45. Selon la jurisprudence de la Cour, un requérant ne peut obtenir le remboursement de ses frais et dépens que dans la mesure où se trouvent établis leur réalité, leur nécessité et le caractère raisonnable de leur taux. En l'espèce, compte tenu du fait que le requérant n'a pas détaillé la nature des frais et dépens prétendument encourus et n'a fourni aucun justificatif, la Cour rejette sa demande à ce titre.
C. Intérêts moratoires
46. La Cour juge approprié de baser le taux des intérêts moratoires sur le taux d'intérêt de la facilité de prêt marginal de la Banque centrale européenne majoré de trois points de pourcentage.

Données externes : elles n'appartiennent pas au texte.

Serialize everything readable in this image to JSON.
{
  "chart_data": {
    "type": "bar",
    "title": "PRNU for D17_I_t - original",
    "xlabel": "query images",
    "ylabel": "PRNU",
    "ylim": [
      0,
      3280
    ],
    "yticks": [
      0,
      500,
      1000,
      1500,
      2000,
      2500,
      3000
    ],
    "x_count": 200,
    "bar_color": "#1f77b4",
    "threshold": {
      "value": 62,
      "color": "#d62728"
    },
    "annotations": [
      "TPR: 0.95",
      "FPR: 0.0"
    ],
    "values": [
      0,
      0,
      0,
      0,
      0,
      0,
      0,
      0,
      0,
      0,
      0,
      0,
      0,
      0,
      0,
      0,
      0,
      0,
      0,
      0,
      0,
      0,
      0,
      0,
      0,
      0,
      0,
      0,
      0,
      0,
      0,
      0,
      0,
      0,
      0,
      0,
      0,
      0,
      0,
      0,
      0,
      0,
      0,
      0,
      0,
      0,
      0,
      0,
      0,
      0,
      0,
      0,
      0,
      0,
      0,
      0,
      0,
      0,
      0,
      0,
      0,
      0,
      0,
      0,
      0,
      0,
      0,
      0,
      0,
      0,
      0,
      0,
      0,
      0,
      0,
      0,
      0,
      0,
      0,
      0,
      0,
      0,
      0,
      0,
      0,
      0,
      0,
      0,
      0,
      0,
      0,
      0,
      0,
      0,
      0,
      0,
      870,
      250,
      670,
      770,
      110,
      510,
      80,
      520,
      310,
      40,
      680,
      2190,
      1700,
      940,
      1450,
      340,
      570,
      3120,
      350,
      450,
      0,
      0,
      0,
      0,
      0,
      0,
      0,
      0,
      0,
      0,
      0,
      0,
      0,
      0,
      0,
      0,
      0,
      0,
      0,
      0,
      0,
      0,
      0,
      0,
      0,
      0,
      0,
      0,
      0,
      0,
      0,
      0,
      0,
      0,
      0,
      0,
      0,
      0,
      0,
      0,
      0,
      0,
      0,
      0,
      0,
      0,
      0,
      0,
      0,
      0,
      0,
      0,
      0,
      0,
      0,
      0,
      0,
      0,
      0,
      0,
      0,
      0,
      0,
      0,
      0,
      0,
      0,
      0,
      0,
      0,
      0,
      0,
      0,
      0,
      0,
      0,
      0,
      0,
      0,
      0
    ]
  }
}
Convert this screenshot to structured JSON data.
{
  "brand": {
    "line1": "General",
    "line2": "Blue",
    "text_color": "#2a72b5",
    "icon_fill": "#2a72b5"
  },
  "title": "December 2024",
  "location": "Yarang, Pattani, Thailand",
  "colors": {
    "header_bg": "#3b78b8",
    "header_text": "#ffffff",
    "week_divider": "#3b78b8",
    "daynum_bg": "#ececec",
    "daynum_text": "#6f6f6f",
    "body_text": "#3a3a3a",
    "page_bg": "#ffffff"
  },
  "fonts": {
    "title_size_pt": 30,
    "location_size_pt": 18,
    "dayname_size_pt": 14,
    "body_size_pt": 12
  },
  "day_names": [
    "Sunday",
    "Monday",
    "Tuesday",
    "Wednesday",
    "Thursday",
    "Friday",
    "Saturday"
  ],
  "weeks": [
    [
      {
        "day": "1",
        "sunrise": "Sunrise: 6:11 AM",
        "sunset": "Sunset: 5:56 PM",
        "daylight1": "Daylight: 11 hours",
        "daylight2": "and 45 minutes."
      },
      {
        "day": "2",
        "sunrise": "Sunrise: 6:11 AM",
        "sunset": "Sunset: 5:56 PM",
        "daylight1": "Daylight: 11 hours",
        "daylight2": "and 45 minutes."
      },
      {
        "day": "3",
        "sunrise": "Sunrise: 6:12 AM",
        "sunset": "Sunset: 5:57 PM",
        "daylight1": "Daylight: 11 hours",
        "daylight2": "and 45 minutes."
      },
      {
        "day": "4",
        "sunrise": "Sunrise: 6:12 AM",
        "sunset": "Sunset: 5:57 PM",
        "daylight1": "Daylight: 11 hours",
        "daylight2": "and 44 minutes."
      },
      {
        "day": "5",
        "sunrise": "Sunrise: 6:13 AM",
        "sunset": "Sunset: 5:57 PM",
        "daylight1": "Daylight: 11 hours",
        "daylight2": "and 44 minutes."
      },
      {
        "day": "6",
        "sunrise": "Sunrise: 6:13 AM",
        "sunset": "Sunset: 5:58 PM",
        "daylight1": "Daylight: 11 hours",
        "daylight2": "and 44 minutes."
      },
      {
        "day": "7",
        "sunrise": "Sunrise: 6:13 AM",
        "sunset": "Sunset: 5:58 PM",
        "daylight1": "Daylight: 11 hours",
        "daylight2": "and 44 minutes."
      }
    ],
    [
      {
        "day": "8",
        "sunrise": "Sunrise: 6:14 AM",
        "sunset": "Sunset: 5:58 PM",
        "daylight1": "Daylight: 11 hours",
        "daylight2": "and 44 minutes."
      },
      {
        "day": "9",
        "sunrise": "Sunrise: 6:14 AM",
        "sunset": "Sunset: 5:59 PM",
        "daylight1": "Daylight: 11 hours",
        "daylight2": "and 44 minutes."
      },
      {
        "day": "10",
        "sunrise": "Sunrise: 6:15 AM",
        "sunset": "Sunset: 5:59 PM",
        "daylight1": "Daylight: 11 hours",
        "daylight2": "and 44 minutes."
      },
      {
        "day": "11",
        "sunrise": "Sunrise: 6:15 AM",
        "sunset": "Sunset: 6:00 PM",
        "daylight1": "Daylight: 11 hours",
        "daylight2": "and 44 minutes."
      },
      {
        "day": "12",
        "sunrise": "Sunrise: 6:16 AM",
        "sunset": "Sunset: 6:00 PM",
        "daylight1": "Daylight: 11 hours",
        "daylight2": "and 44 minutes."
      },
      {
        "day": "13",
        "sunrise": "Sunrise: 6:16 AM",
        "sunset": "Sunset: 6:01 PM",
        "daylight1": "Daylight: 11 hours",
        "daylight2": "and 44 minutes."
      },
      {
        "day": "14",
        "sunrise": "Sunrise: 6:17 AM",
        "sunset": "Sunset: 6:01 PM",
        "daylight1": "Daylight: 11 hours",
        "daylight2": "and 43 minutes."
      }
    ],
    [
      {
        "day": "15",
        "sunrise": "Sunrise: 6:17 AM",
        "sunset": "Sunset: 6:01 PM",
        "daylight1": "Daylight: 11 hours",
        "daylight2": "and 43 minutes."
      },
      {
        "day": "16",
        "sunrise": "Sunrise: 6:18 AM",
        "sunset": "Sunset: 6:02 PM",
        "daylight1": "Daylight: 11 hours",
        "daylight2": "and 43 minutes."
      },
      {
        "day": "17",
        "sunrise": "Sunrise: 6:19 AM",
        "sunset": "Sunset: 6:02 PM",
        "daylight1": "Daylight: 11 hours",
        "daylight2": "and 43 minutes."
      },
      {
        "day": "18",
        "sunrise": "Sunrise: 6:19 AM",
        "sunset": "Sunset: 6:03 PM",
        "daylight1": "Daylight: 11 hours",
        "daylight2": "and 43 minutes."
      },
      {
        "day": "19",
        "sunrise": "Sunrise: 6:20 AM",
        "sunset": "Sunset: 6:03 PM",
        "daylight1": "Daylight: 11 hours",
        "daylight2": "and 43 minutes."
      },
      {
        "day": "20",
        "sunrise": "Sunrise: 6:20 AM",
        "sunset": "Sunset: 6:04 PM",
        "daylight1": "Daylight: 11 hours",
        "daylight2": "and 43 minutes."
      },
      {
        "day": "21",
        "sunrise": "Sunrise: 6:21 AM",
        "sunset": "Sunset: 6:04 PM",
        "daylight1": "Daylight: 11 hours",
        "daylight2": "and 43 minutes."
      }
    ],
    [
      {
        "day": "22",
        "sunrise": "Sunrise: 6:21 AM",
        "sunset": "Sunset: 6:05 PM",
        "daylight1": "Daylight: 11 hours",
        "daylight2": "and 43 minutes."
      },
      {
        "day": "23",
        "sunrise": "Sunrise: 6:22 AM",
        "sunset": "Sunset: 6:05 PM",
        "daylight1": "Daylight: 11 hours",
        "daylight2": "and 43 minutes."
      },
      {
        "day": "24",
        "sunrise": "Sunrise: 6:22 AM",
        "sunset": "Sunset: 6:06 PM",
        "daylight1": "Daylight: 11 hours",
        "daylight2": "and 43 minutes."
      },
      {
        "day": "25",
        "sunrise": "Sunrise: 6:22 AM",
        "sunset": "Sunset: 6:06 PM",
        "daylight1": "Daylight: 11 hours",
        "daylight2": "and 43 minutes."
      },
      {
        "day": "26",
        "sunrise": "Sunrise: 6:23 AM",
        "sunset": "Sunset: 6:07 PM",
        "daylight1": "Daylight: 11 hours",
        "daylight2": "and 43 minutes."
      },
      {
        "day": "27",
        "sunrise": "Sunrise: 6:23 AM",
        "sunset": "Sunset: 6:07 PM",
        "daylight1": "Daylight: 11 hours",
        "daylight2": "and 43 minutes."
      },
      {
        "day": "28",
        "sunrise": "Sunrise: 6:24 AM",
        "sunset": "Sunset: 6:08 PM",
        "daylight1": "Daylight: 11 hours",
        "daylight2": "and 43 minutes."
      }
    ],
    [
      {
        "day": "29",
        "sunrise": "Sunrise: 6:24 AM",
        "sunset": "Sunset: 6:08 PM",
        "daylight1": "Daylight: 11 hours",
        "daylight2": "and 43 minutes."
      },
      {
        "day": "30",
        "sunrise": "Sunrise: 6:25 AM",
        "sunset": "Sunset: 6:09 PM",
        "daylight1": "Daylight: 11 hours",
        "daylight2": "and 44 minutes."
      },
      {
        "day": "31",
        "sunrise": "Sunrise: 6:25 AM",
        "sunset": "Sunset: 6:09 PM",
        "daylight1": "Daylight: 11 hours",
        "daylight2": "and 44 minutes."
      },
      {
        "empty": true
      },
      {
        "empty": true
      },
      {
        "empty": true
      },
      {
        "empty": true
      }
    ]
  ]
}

PAR CES MOTIFS, LA COUR, À L'UNANIMITÉ,
1. Déclare la requête recevable quant au grief tiré de l'article 1 du Protocole no 1, pris seul et combiné avec l'article 14 de la Convention, et irrecevable pour le surplus ;
2. Dit qu'il y a eu violation de l'article 1 du Protocole no 1 ;
3. Dit qu'il n'y a pas lieu d'examiner le grief tiré de l'article 14 de la Convention combiné avec l'article 1 du Protocole no 1 ;
4. Dit
a) que l'Etat défendeur doit verser au requérant, dans les trois mois à compter du jour où l'arrêt sera devenu définitif conformément à l'article 44 § 2 de la Convention, un montant de 5 856 RON (cinq mille huit cent cinquante six lei roumains), actualisé avec le taux d'inflation à partir de la date de la saisie par les autorités de chaque montant mensuel jusqu'au remboursement de la somme au requérant, pour dommage matériel, ainsi que 1 000 EUR (mille euros) pour dommage moral, plus tout montant pouvant être dû à titre d'impôt, à convertir en lei au taux applicable à la date du règlement ;
b) qu'à compter de l'expiration dudit délai et jusqu'au versement, ces montants seront à majorer d'un intérêt simple à un taux égal à celui de la facilité de prêt marginal de la Banque centrale européenne applicable pendant cette période, augmenté de trois points de pourcentage ;
5. Rejette la demande de satisfaction équitable pour le surplus.
Fait en français, puis communiqué par écrit le 13 décembre 2007 en application de l'article 77 §§ 2 et 3 du règlement.